Empty revokedCertificates in CRLs

[botovq]

I noticed that about 15% of CRLs in the RPKI currently contain an empty list of revoked certificates. I suspect this is a bug in either krill or rpki-rs (or both).

Per RFC 5280, section 5.1.2.6: "When there are no revoked certificates, the revoked certificates list MUST be absent."

I suspect that Revocations::to_crl_entries() returns a zero-length vector if there are no certificates to revoke

krill/src/commons/api/ca.rs

Lines 728 to 733 in 33e072e

	pub fn to_crl_entries(&self) -> Vec<CrlEntry> {
	self.0
	.iter()
	.map(|r| CrlEntry::new(r.serial, r.revocation_date))
	.collect()
	}

which rpki-rs's RevokedCertificates::encode_ref() then encodes as an empty sequence.

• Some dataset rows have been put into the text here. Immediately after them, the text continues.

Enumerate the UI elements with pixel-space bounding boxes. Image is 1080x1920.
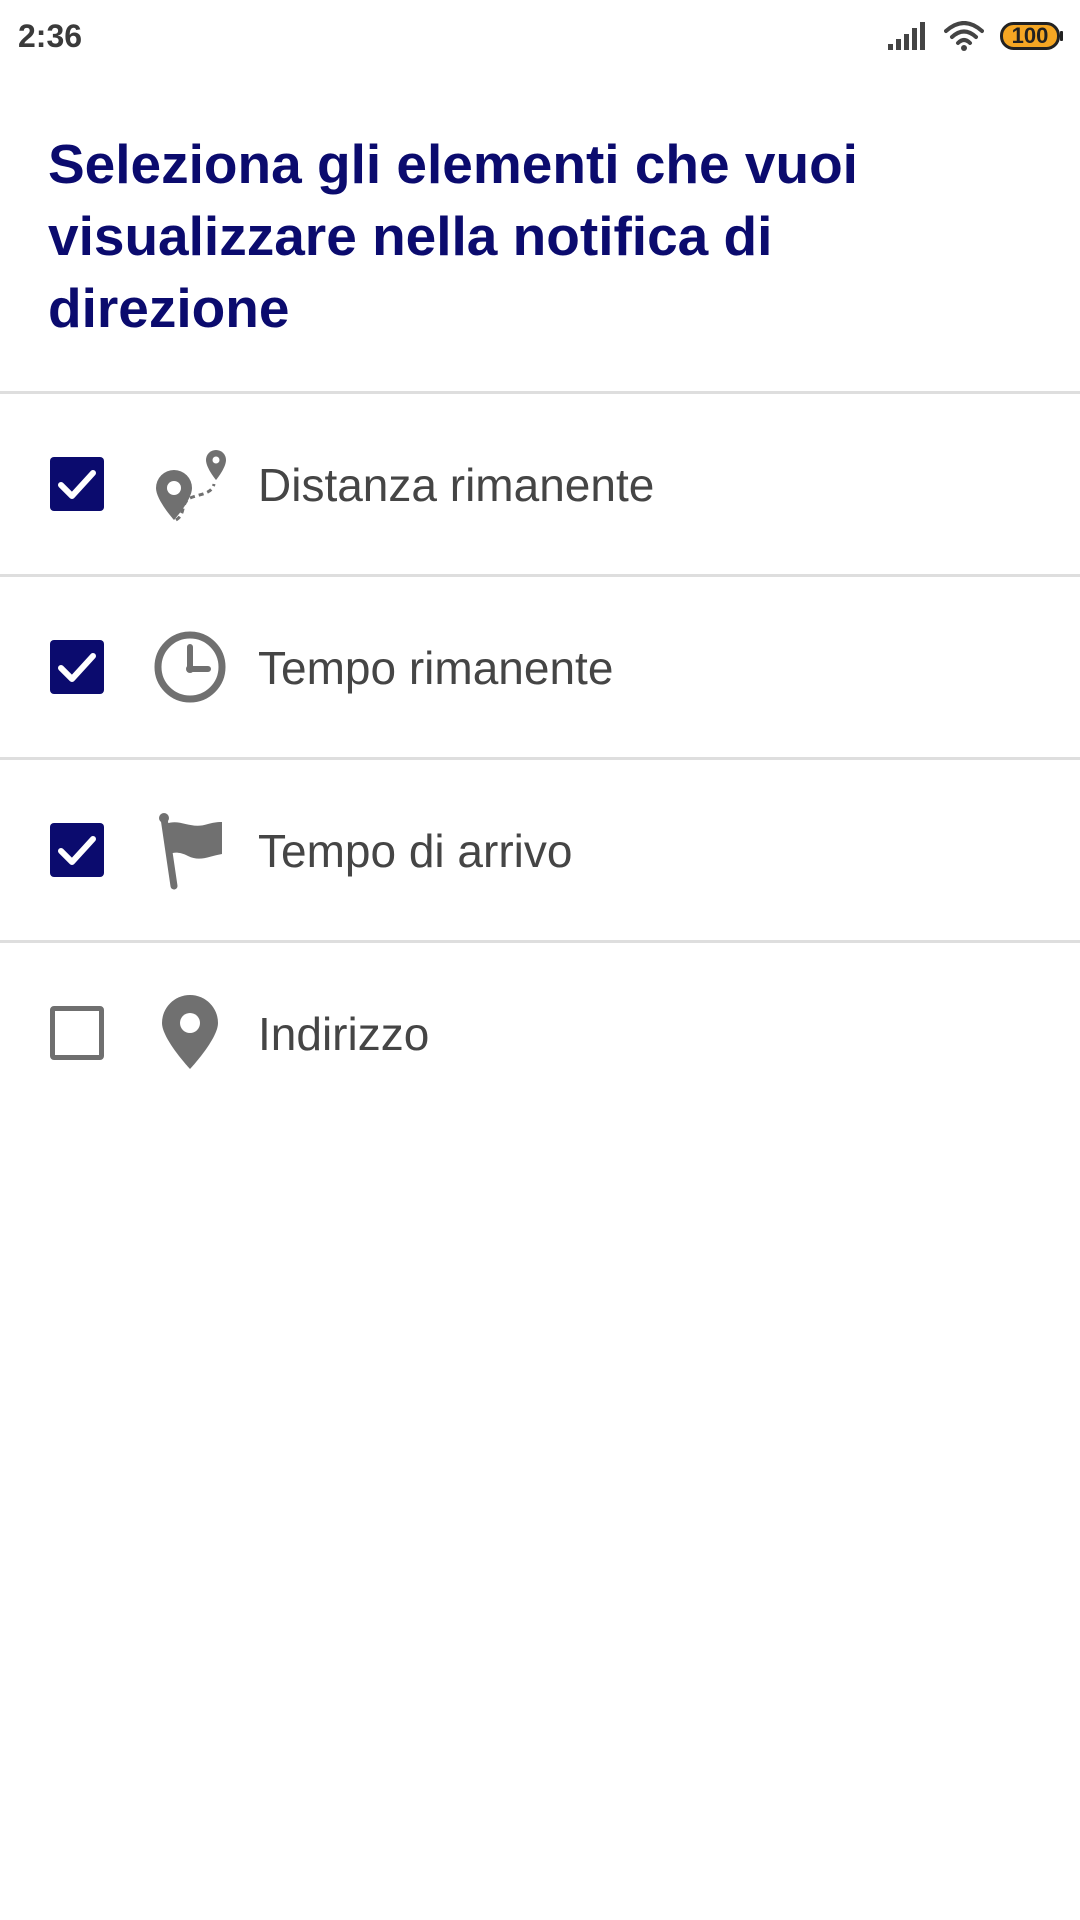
- status-time: 2:36: [18, 18, 83, 54]
- battery-icon: 100: [1000, 22, 1064, 50]
- route-icon: [156, 450, 226, 522]
- status-bar: 2:36 100: [0, 0, 1080, 74]
- option-indirizzo[interactable]: Indirizzo: [0, 943, 1080, 1123]
- clock-icon: [154, 631, 226, 703]
- checkbox-indirizzo[interactable]: [50, 1006, 104, 1060]
- flag-icon: [159, 813, 222, 890]
- status-icons: 100: [888, 20, 1064, 52]
- option-label: Tempo rimanente: [258, 642, 614, 694]
- option-label: Tempo di arrivo: [258, 825, 573, 877]
- option-label: Distanza rimanente: [258, 459, 655, 511]
- check-icon: [58, 653, 96, 682]
- check-icon: [58, 836, 96, 865]
- location-pin-icon: [162, 995, 218, 1069]
- check-icon: [58, 470, 96, 499]
- options-list: Distanza rimanente Tempo rimanente Tempo…: [0, 391, 1080, 1123]
- signal-icon: [888, 22, 925, 50]
- wifi-icon: [944, 21, 984, 51]
- page-title: Seleziona gli elementi che vuoi visualiz…: [48, 133, 858, 339]
- option-tempo-rimanente[interactable]: Tempo rimanente: [0, 577, 1080, 757]
- checkbox-tempo-rimanente[interactable]: [50, 640, 104, 694]
- option-distanza-rimanente[interactable]: Distanza rimanente: [0, 394, 1080, 574]
- battery-level: 100: [1011, 23, 1049, 48]
- checkbox-tempo-di-arrivo[interactable]: [50, 823, 104, 877]
- option-tempo-di-arrivo[interactable]: Tempo di arrivo: [0, 760, 1080, 940]
- option-label: Indirizzo: [258, 1008, 430, 1060]
- checkbox-distanza-rimanente[interactable]: [50, 457, 104, 511]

Presumably the TbsCertList either needs to turn the revoked_certs into an Option<C> or its encoding needs to handle the empty sequence specially.

[partim]

Thank you for the report! This should be relatively easy to fix directly in rpki-rs – if the RevokedCertifcates are empty, don’t encode the outer sequence either.

[botovq]

Fixed in #1200 which accidentally referenced the wrong issue.